Aug 5 2010
Isotechnika Pharma Inc. today announced that their partner, Lux Biosciences, Inc., has received a Complete Response letter (CRL) from the U.S. Food and Drug Administration (FDA) regarding their New Drug Application (NDA) for voclosporin. Lux's NDA, filed in February 2010, seeks approval for voclosporin in the treatment of non-infectious uveitis involving the intermediate or posterior segments of the eye.
A CRL is issued by the FDA when the review of a file is completed and questions remain that preclude the approval of the NDA in its current form. The FDA has requested additional information and recommended that an additional clinical trial be conducted in order to consider a future approval of voclosporin for this indication.

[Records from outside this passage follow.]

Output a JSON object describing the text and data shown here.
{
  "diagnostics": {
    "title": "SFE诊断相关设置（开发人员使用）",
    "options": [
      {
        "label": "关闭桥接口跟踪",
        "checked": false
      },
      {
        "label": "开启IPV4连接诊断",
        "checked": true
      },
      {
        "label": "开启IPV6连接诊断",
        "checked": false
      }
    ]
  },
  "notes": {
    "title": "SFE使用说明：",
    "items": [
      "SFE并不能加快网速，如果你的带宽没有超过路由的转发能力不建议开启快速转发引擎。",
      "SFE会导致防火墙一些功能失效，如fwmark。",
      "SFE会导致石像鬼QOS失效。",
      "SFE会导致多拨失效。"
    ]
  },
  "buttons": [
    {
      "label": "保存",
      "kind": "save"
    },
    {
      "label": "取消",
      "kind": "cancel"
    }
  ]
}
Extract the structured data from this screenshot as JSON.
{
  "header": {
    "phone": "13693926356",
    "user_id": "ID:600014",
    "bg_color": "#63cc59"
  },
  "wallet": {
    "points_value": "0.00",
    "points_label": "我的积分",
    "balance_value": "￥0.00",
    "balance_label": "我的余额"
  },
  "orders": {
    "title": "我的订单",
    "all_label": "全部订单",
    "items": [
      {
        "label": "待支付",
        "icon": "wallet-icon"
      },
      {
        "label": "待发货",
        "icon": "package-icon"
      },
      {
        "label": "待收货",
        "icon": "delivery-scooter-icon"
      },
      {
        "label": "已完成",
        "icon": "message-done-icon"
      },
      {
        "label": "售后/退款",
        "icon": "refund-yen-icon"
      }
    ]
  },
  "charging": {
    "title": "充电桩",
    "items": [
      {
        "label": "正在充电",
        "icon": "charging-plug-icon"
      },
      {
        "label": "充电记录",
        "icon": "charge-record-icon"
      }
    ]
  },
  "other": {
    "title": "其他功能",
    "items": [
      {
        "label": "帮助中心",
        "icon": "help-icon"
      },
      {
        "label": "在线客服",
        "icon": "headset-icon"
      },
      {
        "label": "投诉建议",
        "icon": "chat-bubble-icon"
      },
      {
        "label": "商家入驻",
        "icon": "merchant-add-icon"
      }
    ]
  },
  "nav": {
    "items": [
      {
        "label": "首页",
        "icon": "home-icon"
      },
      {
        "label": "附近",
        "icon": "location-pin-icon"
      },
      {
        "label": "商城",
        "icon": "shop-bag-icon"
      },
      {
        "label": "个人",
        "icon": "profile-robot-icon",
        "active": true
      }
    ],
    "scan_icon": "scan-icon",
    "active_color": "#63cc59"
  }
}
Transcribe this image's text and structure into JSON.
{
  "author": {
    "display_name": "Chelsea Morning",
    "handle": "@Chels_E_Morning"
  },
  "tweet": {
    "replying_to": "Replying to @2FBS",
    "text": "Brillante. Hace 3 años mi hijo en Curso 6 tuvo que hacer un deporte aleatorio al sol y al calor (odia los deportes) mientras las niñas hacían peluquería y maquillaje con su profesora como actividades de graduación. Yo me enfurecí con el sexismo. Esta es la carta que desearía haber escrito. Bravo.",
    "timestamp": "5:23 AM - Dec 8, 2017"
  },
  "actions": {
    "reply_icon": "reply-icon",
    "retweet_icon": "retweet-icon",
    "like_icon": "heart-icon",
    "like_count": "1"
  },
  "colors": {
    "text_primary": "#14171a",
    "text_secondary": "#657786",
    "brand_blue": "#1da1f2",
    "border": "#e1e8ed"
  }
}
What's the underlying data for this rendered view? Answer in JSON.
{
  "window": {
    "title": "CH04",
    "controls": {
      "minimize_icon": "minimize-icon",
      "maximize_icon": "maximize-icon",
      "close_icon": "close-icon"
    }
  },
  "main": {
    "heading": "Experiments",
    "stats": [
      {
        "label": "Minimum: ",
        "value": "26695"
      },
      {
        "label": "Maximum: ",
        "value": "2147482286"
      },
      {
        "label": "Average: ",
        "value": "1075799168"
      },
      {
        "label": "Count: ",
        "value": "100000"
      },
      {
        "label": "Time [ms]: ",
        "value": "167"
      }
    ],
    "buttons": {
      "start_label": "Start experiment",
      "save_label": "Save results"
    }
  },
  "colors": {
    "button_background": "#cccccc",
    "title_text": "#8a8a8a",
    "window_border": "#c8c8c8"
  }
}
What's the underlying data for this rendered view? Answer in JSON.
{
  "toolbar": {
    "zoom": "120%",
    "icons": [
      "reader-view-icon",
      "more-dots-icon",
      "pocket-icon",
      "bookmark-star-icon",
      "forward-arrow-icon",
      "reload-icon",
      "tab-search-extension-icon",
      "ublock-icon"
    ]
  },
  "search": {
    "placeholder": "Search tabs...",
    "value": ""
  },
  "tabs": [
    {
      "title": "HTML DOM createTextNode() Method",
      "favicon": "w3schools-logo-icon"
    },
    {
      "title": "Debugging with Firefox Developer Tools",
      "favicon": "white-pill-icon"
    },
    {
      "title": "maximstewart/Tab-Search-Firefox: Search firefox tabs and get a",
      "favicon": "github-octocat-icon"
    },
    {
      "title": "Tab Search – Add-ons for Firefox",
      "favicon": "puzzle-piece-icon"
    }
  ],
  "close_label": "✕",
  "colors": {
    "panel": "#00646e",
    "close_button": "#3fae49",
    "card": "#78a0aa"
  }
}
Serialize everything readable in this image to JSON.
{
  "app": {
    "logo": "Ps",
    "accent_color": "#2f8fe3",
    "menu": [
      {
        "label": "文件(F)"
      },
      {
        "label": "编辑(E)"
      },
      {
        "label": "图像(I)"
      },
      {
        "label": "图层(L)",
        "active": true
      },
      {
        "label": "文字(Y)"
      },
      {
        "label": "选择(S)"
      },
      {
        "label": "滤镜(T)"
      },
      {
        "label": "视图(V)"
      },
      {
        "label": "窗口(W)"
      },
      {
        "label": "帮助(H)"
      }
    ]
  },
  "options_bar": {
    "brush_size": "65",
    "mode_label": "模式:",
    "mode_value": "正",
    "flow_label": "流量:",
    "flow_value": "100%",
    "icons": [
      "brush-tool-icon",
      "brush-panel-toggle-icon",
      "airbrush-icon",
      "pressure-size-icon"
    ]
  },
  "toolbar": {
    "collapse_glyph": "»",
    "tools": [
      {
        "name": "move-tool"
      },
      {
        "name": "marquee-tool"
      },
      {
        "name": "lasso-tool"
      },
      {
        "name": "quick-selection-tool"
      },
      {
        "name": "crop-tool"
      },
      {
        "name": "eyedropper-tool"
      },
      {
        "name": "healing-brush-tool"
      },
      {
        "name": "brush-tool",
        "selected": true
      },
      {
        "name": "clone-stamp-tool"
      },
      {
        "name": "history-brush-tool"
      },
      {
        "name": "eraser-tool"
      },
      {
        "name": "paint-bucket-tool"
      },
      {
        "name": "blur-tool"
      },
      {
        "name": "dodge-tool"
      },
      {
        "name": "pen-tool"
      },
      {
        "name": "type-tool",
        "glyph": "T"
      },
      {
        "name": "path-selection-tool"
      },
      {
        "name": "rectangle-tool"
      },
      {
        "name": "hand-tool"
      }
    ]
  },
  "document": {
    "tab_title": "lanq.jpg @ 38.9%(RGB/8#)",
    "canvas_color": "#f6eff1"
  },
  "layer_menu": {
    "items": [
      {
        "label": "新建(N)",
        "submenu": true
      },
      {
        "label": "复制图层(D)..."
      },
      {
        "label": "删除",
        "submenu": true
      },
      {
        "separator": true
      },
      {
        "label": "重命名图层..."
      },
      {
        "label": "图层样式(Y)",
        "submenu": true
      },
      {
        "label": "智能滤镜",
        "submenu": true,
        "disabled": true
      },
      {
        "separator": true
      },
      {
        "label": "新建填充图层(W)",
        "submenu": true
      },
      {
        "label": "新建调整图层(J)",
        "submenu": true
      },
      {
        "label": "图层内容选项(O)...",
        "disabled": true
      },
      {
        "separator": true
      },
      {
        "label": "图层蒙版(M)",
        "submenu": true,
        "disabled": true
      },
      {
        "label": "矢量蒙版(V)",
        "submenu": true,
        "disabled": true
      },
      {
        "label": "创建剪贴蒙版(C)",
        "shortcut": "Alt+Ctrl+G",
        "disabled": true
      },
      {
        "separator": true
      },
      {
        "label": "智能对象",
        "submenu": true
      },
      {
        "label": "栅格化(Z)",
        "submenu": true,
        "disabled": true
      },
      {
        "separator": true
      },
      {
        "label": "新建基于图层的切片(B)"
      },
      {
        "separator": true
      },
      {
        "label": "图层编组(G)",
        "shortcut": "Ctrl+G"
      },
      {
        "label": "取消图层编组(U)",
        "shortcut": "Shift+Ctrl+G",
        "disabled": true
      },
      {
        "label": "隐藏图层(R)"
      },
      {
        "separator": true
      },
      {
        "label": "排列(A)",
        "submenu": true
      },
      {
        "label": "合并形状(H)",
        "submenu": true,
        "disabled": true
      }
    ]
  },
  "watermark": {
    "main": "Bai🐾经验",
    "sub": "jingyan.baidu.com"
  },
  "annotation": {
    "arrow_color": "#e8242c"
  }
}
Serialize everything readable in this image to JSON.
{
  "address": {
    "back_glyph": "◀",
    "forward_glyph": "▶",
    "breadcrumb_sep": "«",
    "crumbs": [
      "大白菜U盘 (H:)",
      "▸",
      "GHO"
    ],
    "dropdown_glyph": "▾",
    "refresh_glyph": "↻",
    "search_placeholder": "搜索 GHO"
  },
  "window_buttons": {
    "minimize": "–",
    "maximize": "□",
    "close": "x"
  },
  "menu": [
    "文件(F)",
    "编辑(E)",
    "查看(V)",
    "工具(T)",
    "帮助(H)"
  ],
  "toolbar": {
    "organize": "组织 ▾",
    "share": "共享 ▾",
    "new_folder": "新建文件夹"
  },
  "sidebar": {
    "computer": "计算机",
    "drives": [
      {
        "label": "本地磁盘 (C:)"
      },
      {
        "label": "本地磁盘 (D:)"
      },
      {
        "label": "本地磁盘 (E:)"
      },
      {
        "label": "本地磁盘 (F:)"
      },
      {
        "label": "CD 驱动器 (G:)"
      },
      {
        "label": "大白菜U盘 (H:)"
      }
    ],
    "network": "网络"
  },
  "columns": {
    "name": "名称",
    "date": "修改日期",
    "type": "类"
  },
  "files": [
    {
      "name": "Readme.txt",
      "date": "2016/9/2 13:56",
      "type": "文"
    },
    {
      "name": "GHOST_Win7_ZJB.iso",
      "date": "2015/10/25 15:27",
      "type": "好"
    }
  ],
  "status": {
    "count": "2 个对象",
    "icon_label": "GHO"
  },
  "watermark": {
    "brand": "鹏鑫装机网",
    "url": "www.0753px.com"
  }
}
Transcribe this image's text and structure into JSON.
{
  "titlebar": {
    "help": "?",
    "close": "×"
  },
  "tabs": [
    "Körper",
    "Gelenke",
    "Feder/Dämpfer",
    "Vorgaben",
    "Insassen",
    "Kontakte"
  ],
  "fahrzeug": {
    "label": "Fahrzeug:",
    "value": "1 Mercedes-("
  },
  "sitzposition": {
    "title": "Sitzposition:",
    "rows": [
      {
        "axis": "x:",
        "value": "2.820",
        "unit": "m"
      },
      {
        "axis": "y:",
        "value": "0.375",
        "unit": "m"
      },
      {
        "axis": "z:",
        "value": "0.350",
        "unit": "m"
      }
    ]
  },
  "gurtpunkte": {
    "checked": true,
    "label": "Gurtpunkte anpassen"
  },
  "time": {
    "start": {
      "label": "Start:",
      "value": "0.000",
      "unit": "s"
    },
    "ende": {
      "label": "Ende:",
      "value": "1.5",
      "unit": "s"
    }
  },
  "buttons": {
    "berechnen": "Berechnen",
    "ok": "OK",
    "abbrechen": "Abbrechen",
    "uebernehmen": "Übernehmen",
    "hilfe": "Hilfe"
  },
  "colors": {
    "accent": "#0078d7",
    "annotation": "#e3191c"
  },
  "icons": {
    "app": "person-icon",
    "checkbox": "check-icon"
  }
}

"We will continue to work closely with the FDA to gain US regulatory approval for voclosporin, which we believe could offer an important new treatment option for patients with this serious disease," stated Dean Mitchell, President & Chief Executive Officer of Lux Biosciences. "Our confidence in the benefit/risk profile is based on the results of the LX211-01 trial which demonstrated clinically meaningful efficacy with tolerable side effects."
"Lux's Board of Directors is supportive of our starting the additional trial," continued Mr. Mitchell. "At the same time, the European Medicines Agency review of the Marketing Authorization Application for voclosporin remains on course for completion in the first quarter of 2011."
"Although we are faced with a delay, I am delighted and encouraged that the Board of Directors and Management of Lux are fully prepared to rapidly initiate recruitment of the additional clinical study required to complete the submission to the FDA," stated Dr. Robert Foster, President & CEO of Isotechnika Pharma."